I don't like the smell of tocovit, that's why I don't apply it on the skin anymore. Also, my cells kinda get filled with water when I apply it topically for some reason. I take it orally usually but I learned not to take a big dose as that messes up my digestion. I take 2 to 3 drops orally in days I suspect I ingested a lot of PUFA. Although I don't feel the best (vitamin D and K2 are much better suited for my body), I am hoping it's helping me fight against our worst enemy, PUFA.

 

[Amazoniac]

my cells kinda get filled with water when I apply it topically for some reason

Letters to the Editor | Original Internist

"The Shutes were cardiovascular specialists and arguably the major proponents of vitamin E use in the late 1940s. They recommended 1500 units of [] vitamin E, per day, for the rest of his life. Interestingly, the product was sold as a liquid versus the capsules we are familiar with.
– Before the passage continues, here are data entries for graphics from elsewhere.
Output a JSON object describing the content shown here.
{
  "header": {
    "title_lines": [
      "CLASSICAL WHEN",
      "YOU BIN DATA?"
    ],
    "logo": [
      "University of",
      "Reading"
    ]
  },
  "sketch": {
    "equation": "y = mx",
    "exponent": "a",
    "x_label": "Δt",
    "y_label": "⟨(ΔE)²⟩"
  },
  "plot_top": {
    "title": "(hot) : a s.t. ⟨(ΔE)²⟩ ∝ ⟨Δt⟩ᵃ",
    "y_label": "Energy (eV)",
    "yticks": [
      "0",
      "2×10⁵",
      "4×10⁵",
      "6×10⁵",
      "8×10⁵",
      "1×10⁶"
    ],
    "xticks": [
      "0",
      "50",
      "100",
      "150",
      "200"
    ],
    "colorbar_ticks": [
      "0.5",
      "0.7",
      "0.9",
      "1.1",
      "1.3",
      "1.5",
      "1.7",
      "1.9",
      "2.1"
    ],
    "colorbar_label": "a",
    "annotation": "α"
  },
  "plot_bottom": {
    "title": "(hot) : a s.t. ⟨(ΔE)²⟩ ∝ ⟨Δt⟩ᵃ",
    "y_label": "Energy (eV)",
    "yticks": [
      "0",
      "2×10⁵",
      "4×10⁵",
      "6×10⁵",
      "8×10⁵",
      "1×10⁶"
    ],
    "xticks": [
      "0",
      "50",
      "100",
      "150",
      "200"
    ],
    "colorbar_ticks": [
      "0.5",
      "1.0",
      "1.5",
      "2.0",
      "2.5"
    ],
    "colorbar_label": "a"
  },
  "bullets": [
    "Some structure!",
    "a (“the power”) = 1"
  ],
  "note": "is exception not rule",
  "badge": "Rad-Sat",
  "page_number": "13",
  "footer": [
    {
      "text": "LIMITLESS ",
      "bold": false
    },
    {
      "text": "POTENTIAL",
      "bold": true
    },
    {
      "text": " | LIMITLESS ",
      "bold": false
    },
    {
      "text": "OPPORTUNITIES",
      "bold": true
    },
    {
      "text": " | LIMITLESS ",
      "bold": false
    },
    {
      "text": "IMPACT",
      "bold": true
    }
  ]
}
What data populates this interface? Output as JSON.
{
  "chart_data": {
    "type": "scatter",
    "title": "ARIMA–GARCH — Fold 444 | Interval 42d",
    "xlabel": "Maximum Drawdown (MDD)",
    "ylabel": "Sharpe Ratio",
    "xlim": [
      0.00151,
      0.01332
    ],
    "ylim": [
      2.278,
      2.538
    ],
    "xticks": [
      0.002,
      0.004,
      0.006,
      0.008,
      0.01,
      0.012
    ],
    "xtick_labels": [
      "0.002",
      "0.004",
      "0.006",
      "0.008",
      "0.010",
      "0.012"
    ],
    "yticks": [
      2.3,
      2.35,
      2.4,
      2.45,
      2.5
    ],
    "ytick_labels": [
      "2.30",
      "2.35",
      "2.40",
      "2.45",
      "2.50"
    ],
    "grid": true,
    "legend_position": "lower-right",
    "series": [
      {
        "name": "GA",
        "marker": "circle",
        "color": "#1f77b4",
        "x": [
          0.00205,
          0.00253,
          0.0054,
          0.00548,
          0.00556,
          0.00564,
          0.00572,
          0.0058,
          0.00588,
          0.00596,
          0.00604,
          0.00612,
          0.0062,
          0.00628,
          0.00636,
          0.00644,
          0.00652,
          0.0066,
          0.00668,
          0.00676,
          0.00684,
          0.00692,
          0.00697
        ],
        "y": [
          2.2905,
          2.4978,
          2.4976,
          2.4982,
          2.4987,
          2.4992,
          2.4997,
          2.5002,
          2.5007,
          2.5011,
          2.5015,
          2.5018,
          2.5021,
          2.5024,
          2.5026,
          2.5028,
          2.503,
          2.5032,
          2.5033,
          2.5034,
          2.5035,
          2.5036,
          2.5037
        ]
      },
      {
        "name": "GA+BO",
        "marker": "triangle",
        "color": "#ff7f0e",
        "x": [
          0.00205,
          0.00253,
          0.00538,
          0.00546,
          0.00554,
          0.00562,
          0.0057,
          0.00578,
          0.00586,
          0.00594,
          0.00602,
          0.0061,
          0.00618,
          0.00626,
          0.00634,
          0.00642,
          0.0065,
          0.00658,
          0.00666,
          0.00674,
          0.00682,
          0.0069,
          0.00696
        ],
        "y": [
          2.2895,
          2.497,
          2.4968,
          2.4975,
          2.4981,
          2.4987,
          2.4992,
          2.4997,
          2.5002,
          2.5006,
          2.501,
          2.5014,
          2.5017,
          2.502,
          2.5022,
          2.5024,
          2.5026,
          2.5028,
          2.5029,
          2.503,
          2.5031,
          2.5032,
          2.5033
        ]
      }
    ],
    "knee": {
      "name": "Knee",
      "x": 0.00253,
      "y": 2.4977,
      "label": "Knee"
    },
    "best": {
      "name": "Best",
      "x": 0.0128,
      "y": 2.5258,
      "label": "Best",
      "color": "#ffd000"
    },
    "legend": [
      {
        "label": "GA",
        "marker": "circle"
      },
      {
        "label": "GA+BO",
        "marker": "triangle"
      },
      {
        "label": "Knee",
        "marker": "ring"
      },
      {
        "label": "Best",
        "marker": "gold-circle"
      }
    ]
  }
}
I called Dr. Paul Eck, my resident nutritional expert, ready to next call the news media and tout the incredible scientific evidence of vitamin E's efficacy in circulation health. Much to my surprise, Dr. Eck rained on my parade with the words, 'Yes, Bill, but ... through hair mineral analysis, we know that vitamin E raises sodium in the body, through action on the adrenal cortex and aldosterone secretion. Sodium displaces calcium, eg, in water softeners. Sodium also renders calcium more soluble in times of stress and increased adrenal cortical activity.'"

I don't like the smell of tocovit

Is it the refined or the previous version?